In the present study, we employed a standardized approach to induce peripheral nerve injuries by applying circumferential compression pressure to the lower extremities of Sprague-Dawley rats. We defined trauma severity based on the magnitude of the force and its duration. The experiments consisted of four groups: 0 mmHg (control), 120 mmHg, 180 mmHg, and 240 mmHg. The durations for the control and experimental groups were 1, 2, and 3 hours of continuous compression [17]. The effects of graded compression were analyzed in situ and in real-time. The nerve conduction studies used CMAP and NCV to explore motor and sensory function. We demonstrate incremental declines in motor-neuron competency of the rat sciatic nerve with increasing magnitudes of compressive trauma. Although motor nerve function steadily decreases with increasing injury severity, no statistically significant declines are observed at compressive pressures of 0, 120, or 180 mmHg. In contrast, conduction of injury at a pressure of 240 mmHg is demonstrated to be the critical threshold value above which loss of motor function becomes statistically and clinically meaningful. Moreover, clinically relevant nerve injury was shown to occur only after 2 hours of continuous trauma (Figure 3). In previous studies, a discernible trend emerges, with the data showing considerable inconsistency. These studies predominantly focus on direct pressure injury, neglecting careful consideration of the diverse tissues and anatomical structures that exist between nerves and the external environment of the limbs.

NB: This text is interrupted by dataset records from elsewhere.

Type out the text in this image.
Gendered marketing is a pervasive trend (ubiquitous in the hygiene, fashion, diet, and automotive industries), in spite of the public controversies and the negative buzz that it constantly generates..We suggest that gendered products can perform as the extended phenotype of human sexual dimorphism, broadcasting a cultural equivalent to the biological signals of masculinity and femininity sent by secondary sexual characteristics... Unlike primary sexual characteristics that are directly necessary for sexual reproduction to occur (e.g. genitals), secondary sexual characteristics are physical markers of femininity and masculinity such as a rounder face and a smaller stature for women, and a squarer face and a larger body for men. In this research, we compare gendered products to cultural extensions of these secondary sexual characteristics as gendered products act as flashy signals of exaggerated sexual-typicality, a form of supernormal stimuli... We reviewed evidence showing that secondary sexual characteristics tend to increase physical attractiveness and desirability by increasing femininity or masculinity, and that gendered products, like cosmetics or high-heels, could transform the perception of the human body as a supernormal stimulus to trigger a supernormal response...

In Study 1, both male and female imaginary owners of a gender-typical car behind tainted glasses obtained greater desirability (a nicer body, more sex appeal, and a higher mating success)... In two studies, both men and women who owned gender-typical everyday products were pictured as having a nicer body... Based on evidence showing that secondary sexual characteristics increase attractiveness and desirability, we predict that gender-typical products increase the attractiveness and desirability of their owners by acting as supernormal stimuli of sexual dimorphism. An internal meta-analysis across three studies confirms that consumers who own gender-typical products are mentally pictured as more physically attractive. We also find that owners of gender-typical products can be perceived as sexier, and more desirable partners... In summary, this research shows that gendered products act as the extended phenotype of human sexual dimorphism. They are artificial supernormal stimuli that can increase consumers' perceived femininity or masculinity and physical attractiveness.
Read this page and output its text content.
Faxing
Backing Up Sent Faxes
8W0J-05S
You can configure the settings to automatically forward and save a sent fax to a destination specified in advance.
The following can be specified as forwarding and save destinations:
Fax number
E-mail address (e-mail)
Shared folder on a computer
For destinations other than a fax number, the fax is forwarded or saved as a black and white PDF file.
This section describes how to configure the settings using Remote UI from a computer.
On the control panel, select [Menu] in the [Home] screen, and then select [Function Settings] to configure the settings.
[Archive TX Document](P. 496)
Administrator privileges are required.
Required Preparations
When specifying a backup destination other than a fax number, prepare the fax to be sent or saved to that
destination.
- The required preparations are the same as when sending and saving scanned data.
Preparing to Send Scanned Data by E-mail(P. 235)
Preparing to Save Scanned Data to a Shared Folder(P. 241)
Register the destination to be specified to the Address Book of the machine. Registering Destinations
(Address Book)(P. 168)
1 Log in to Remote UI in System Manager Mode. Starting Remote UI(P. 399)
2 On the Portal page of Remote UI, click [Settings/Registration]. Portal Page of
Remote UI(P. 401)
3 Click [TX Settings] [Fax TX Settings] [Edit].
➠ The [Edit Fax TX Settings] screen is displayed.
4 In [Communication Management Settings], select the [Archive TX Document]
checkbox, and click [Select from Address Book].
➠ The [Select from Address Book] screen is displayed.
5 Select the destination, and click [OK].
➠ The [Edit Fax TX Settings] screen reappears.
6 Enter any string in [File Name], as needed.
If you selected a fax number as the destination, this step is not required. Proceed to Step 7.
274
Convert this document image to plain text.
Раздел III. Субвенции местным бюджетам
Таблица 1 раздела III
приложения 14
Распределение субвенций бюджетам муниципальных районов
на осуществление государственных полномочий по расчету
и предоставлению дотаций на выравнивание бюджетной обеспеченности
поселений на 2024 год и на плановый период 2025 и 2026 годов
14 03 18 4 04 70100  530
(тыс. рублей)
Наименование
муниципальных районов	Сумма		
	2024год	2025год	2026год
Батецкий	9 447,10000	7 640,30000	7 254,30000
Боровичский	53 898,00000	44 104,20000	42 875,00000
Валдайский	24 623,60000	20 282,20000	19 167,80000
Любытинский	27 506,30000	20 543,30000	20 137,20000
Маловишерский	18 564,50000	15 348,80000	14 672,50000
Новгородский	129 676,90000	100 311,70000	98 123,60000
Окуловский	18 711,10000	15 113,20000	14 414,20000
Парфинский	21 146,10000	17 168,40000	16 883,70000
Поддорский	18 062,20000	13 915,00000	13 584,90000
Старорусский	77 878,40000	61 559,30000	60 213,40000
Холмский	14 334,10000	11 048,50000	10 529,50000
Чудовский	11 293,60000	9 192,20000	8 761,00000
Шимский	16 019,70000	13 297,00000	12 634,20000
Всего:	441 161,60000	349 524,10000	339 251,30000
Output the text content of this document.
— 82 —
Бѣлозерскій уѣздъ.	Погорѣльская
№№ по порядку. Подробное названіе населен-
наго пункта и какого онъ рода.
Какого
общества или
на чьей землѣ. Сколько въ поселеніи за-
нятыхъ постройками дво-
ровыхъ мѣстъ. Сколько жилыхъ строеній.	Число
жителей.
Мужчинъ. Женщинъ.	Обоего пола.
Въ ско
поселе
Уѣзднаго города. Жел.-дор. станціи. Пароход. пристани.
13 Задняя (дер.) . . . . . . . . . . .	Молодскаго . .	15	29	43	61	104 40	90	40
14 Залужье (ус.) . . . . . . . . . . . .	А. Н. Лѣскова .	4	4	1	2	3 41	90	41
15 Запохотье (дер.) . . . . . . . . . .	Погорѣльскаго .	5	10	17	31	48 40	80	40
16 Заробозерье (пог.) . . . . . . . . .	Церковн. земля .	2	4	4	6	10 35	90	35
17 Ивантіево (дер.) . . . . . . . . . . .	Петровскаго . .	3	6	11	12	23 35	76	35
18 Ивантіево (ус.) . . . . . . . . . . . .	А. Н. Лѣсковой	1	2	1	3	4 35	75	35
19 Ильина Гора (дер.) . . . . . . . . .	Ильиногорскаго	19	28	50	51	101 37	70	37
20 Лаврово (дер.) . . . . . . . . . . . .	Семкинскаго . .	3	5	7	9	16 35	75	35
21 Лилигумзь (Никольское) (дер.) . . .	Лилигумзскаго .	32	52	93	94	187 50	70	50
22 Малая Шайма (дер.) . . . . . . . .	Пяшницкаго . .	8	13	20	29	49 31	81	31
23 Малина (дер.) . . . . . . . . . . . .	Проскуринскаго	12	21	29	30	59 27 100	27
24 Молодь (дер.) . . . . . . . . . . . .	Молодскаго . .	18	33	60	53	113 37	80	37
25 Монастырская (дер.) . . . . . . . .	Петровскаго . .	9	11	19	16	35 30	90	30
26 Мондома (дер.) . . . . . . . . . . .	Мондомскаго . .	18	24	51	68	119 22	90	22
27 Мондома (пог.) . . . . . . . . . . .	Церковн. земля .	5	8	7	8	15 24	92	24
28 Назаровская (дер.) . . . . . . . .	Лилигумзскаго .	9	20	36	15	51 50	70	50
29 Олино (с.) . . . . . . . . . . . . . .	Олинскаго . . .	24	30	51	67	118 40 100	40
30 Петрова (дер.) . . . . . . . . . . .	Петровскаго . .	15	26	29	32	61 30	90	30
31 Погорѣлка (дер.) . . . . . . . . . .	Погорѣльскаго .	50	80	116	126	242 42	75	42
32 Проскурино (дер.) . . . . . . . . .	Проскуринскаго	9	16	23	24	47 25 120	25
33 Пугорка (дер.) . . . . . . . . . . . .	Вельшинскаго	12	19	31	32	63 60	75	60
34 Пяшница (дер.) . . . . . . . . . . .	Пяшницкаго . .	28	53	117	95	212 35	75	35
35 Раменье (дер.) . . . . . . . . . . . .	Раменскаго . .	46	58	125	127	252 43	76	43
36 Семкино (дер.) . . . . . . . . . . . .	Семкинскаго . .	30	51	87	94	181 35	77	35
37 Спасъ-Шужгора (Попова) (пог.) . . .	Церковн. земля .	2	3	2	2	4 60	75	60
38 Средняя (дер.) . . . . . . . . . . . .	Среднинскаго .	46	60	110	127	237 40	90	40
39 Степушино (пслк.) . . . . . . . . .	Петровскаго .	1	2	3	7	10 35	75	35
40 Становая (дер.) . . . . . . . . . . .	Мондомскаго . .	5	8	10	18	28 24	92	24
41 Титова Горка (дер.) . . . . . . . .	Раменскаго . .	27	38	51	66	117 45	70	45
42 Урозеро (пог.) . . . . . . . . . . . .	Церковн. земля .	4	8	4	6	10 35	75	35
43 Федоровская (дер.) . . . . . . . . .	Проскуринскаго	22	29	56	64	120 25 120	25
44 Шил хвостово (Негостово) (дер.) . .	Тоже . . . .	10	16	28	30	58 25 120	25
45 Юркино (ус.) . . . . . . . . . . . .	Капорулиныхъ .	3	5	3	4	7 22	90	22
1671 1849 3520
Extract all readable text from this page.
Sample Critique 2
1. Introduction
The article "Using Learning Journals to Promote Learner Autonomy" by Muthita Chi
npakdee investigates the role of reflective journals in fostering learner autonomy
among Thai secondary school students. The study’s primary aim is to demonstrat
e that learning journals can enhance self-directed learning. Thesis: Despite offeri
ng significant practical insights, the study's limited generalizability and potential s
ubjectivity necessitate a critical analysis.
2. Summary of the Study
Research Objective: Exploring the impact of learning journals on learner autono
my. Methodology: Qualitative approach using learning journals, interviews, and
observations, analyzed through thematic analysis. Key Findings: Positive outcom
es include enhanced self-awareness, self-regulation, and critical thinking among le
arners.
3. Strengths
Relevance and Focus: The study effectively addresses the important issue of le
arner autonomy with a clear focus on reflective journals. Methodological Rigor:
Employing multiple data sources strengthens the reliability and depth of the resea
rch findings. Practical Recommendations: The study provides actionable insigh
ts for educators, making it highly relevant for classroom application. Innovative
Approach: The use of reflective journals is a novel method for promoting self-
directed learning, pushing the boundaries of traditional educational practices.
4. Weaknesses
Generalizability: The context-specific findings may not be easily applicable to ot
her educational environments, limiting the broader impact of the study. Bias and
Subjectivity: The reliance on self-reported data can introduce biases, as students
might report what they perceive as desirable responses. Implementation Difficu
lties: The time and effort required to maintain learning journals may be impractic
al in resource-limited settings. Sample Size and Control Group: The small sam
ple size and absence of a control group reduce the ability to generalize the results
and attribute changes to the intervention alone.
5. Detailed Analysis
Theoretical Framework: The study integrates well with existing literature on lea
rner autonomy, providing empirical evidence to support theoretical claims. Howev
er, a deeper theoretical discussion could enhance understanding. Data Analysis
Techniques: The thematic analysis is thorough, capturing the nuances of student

Figure 3: Percent Change on EMG v. Time.

Our study supports and extends previous research by establishing quantitative measures of nerve function decline due to compressive injury. Stecker et al. constructed a model in which they applied compressive pressures up to 2000 mmHg at 200-second intervals for up to 20 minutes. The CMAP amplitude reduction was approximately 50% from baseline at the highest pressures tested [21]. Therefore, a positive correlation is evident between higher pressure magnitudes and greater reductions in CMAP amplitudes. Our findings support this conclusion by demonstrating a reduction in CMAP amplitude with increasing pressure and longer continuous pressure durations (Table 7 and Figure 4). Unlike Stecker et al., our experiment did not lead to significant changes in NCV. The NCV fluctuation was minimal, with any decreases in velocity plateauing over the three-hour interval. This finding suggests that the nerve’s microenvironment is adaptable, enabling it to dynamically recalibrate and establish a new baseline in response to external compression and subsequent mechanical damage.

Table 7: Amplitude Percent Change from Baseline for Each Group after 1, 2, or 3 Hours of Compression.

 Figure 4: Amplitude Change v. Time for 240 mmHg.